Katedral Ketapang: Bertemu Tuhan dalam Wajah Lokal
Wajah lokal katedral Ketapang, Kalimantan Barat. Sumber: Sesawi,net |
Oleh Masri Sareb Putra
Pagi itu udara di Kota Ketapang belum sepenuhnya hangat saat umat mulai berkumpul di Paroki Katedral Santa Gemma Galgani.
Dari luar, gereja tampak kokoh. Bangunan terbaru berdiri di belakang gereja lama, yang kini difungsikan menjadi gedung serbaguna “Gedung Sillekens”.

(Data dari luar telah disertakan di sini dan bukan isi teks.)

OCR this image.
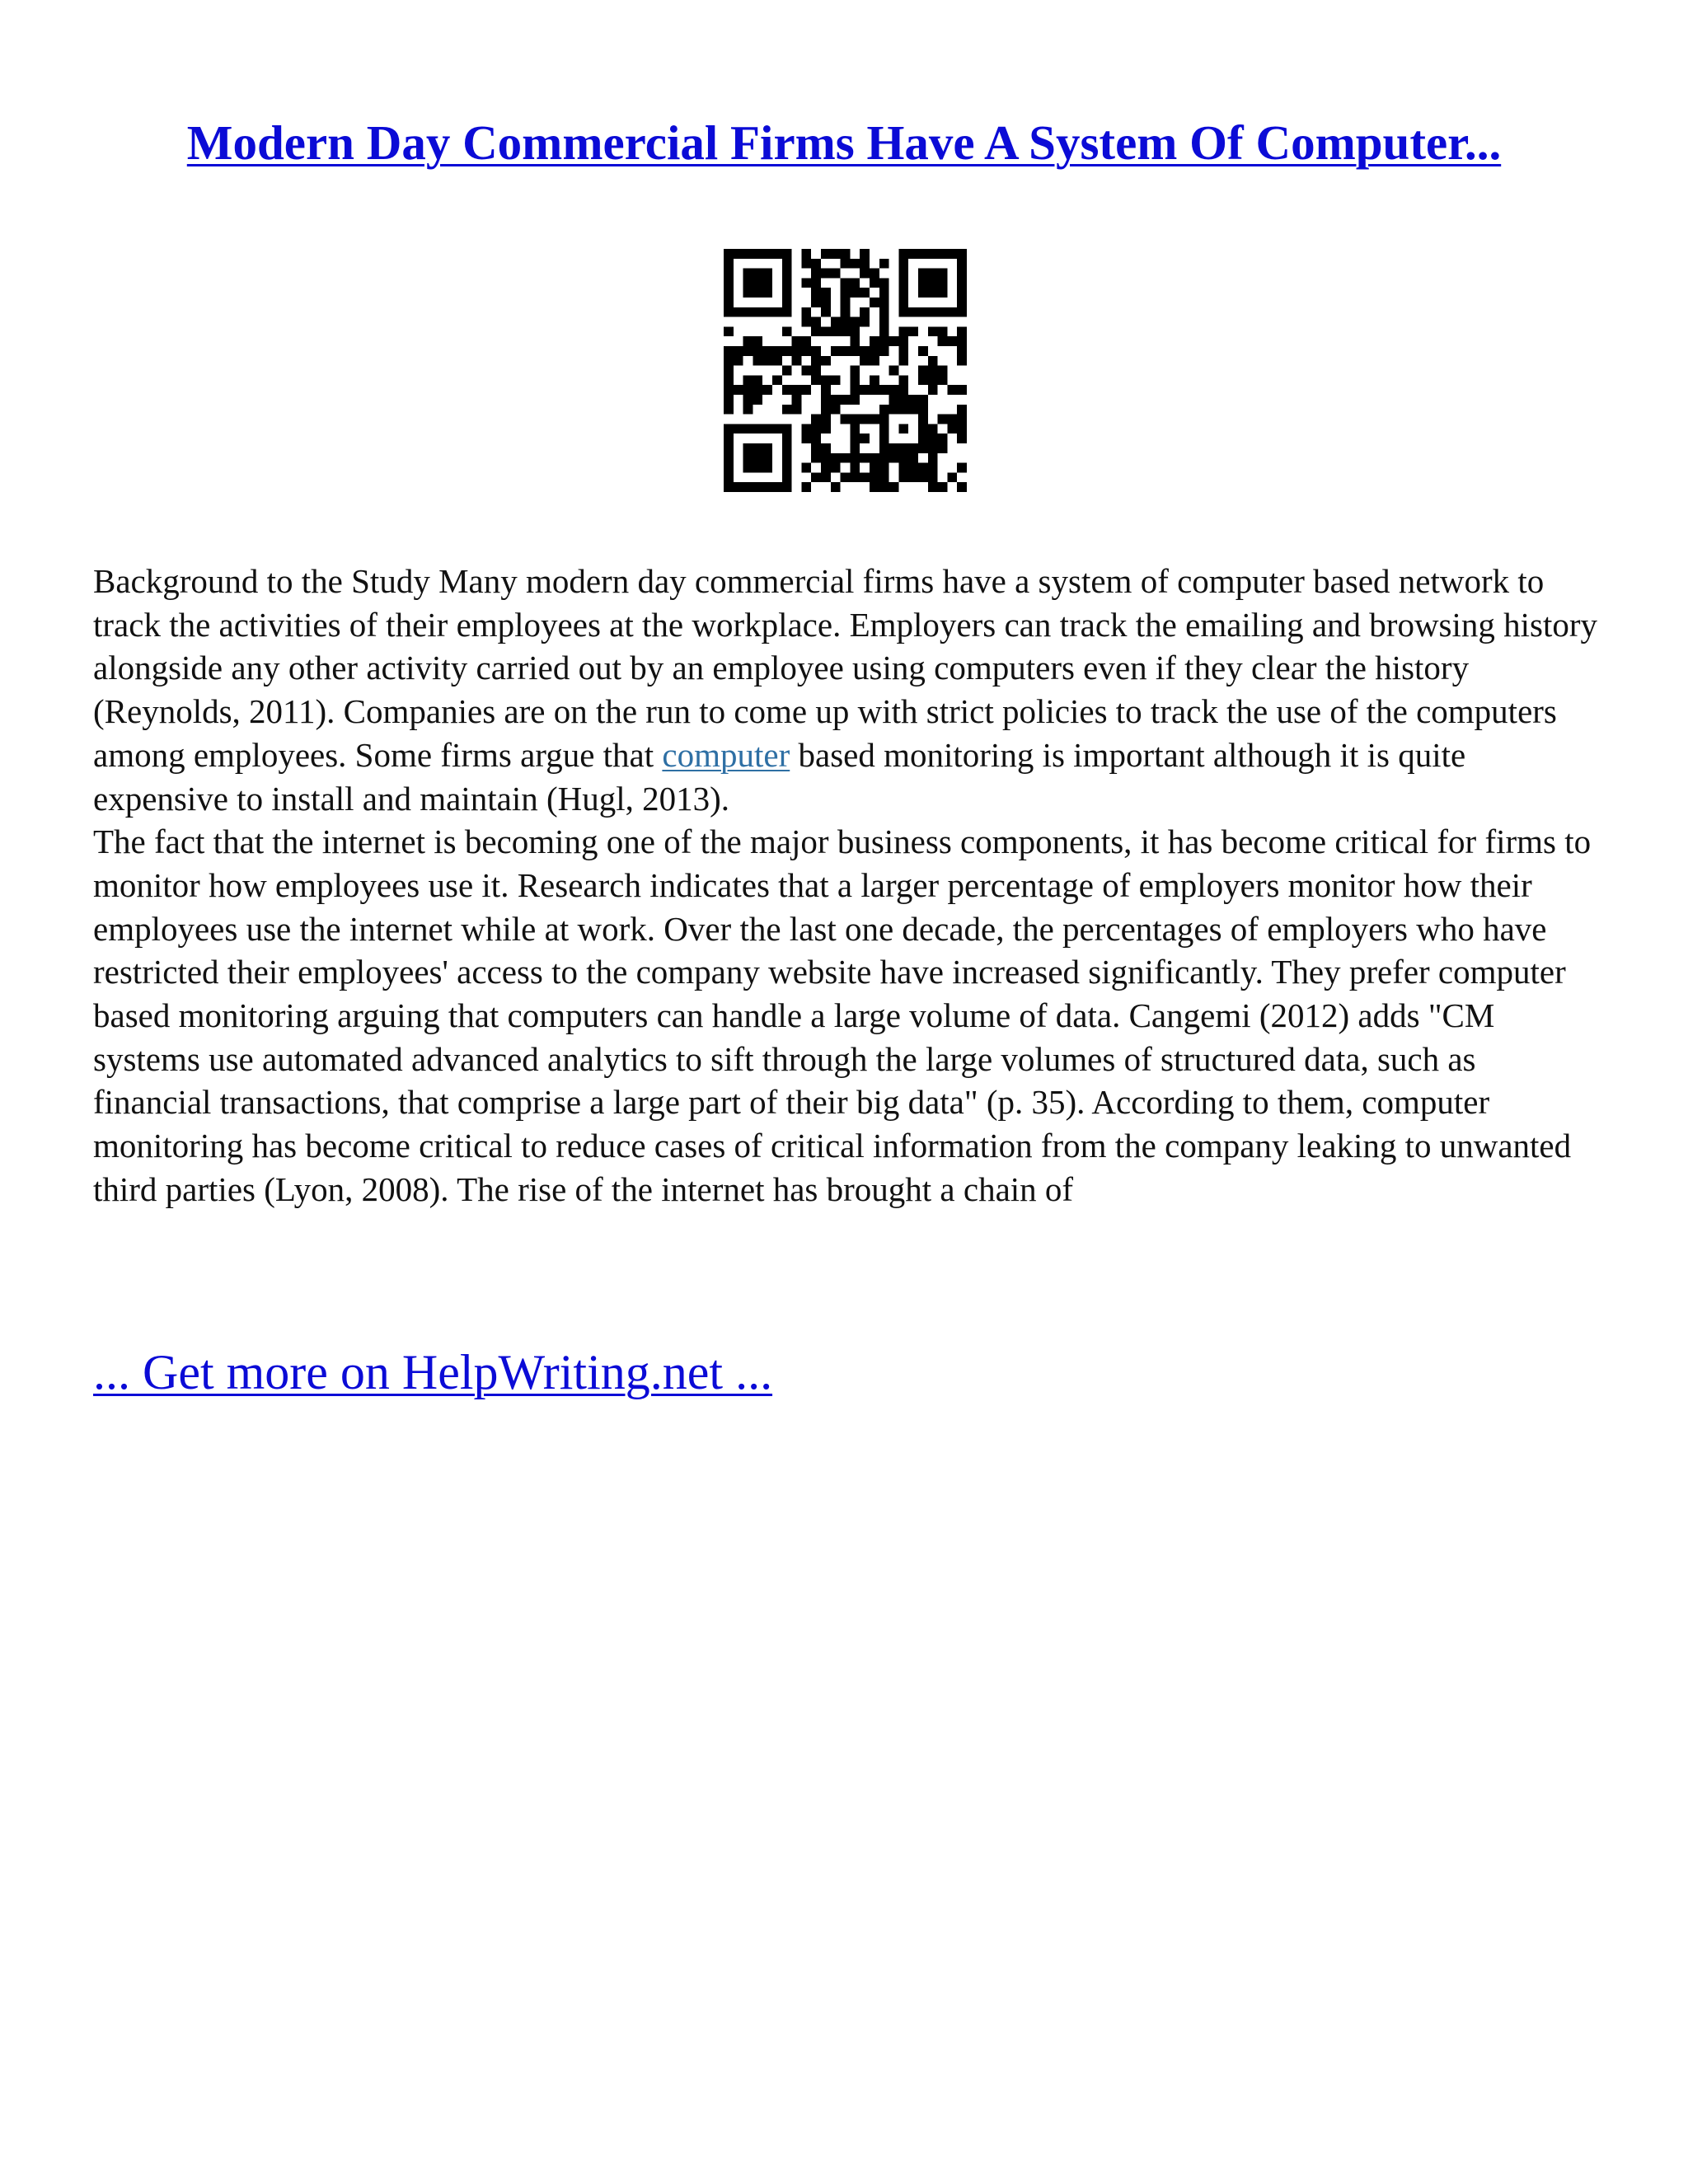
Modern Day Commercial Firms Have A System Of Computer...

Background to the Study Many modern day commercial firms have a system of computer based network to track the activities of their employees at the workplace. Employers can track the emailing and browsing history alongside any other activity carried out by an employee using computers even if they clear the history (Reynolds, 2011). Companies are on the run to come up with strict policies to track the use of the computers among employees. Some firms argue that computer based monitoring is important although it is quite expensive to install and maintain (Hugl, 2013).

The fact that the internet is becoming one of the major business components, it has become critical for firms to monitor how employees use it. Research indicates that a larger percentage of employers monitor how their employees use the internet while at work. Over the last one decade, the percentages of employers who have restricted their employees' access to the company website have increased significantly. They prefer computer based monitoring arguing that computers can handle a large volume of data. Cangemi (2012) adds "CM systems use automated advanced analytics to sift through the large volumes of structured data, such as financial transactions, that comprise a large part of their big data" (p. 35). According to them, computer monitoring has become critical to reduce cases of critical information from the company leaking to unwanted third parties (Lyon, 2008). The rise of the internet has brought a chain of

... Get more on HelpWriting.net ...
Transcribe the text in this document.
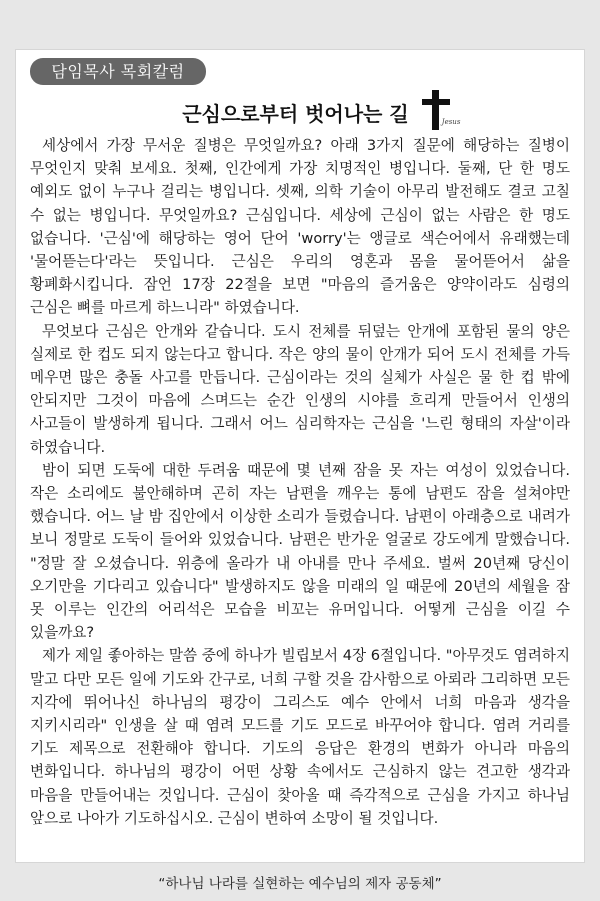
담임목사 목회칼럼
근심으로부터 벗어나는 길	Jesus

세상에서 가장 무서운 질병은 무엇일까요? 아래 3가지 질문에 해당하는 질병이 무엇인지 맞춰 보세요. 첫째, 인간에게 가장 치명적인 병입니다. 둘째, 단 한 명도 예외도 없이 누구나 걸리는 병입니다. 셋째, 의학 기술이 아무리 발전해도 결코 고칠 수 없는 병입니다. 무엇일까요? 근심입니다. 세상에 근심이 없는 사람은 한 명도 없습니다. '근심'에 해당하는 영어 단어 'worry'는 앵글로 색슨어에서 유래했는데 '물어뜯는다'라는 뜻입니다. 근심은 우리의 영혼과 몸을 물어뜯어서 삶을 황폐화시킵니다. 잠언 17장 22절을 보면 "마음의 즐거움은 양약이라도 심령의 근심은 뼈를 마르게 하느니라" 하였습니다.

무엇보다 근심은 안개와 같습니다. 도시 전체를 뒤덮는 안개에 포함된 물의 양은 실제로 한 컵도 되지 않는다고 합니다. 작은 양의 물이 안개가 되어 도시 전체를 가득 메우면 많은 충돌 사고를 만듭니다. 근심이라는 것의 실체가 사실은 물 한 컵 밖에 안되지만 그것이 마음에 스며드는 순간 인생의 시야를 흐리게 만들어서 인생의 사고들이 발생하게 됩니다. 그래서 어느 심리학자는 근심을 '느린 형태의 자살'이라 하였습니다.

밤이 되면 도둑에 대한 두려움 때문에 몇 년째 잠을 못 자는 여성이 있었습니다. 작은 소리에도 불안해하며 곤히 자는 남편을 깨우는 통에 남편도 잠을 설쳐야만 했습니다. 어느 날 밤 집안에서 이상한 소리가 들렸습니다. 남편이 아래층으로 내려가 보니 정말로 도둑이 들어와 있었습니다. 남편은 반가운 얼굴로 강도에게 말했습니다. "정말 잘 오셨습니다. 위층에 올라가 내 아내를 만나 주세요. 벌써 20년째 당신이 오기만을 기다리고 있습니다" 발생하지도 않을 미래의 일 때문에 20년의 세월을 잠 못 이루는 인간의 어리석은 모습을 비꼬는 유머입니다. 어떻게 근심을 이길 수 있을까요?

제가 제일 좋아하는 말씀 중에 하나가 빌립보서 4장 6절입니다. "아무것도 염려하지 말고 다만 모든 일에 기도와 간구로, 너희 구할 것을 감사함으로 아뢰라 그리하면 모든 지각에 뛰어나신 하나님의 평강이 그리스도 예수 안에서 너희 마음과 생각을 지키시리라" 인생을 살 때 염려 모드를 기도 모드로 바꾸어야 합니다. 염려 거리를 기도 제목으로 전환해야 합니다. 기도의 응답은 환경의 변화가 아니라 마음의 변화입니다. 하나님의 평강이 어떤 상황 속에서도 근심하지 않는 견고한 생각과 마음을 만들어내는 것입니다. 근심이 찾아올 때 즉각적으로 근심을 가지고 하나님 앞으로 나아가 기도하십시오. 근심이 변하여 소망이 될 것입니다.

“하나님 나라를 실현하는 예수님의 제자 공동체”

Begitu masuk ke dalam, yang paling menarik adalah interiornya: kayu dominan, ukiran khas Dayak, warna-warna alami, langit-langit tinggi dengan rangka kayu tampak jelas, jendela-kecil yang memungkinkan sinar matahari pagi menyelinap membentuk ruang remang-remang nan teduh.
Relief dan
ornamen menghiasi dinding, pilar, mimbar. Ruang khidmatnya tak seperti ruang
gereja arsitektur Barat yang kaku dan seragam, melainkan sebuah ruang hidup
yang bernapas budaya setempat.
Romo Matheus Juli, imam dan perancang interiornya, ingin
agar setiap orang yang masuk merasakan bahwa Tuhan itu orang Ketapang; bukan
Tuhan asing di antara kayu, ukiran, dan warna lokal. Beliau mengatakan bahwa
penggunaan kayu adalah pilihan sadar sebab kayu adalah bahan alam yang melimpah
di Kalimantan, sekaligus memiliki daya tahan bila dirawat.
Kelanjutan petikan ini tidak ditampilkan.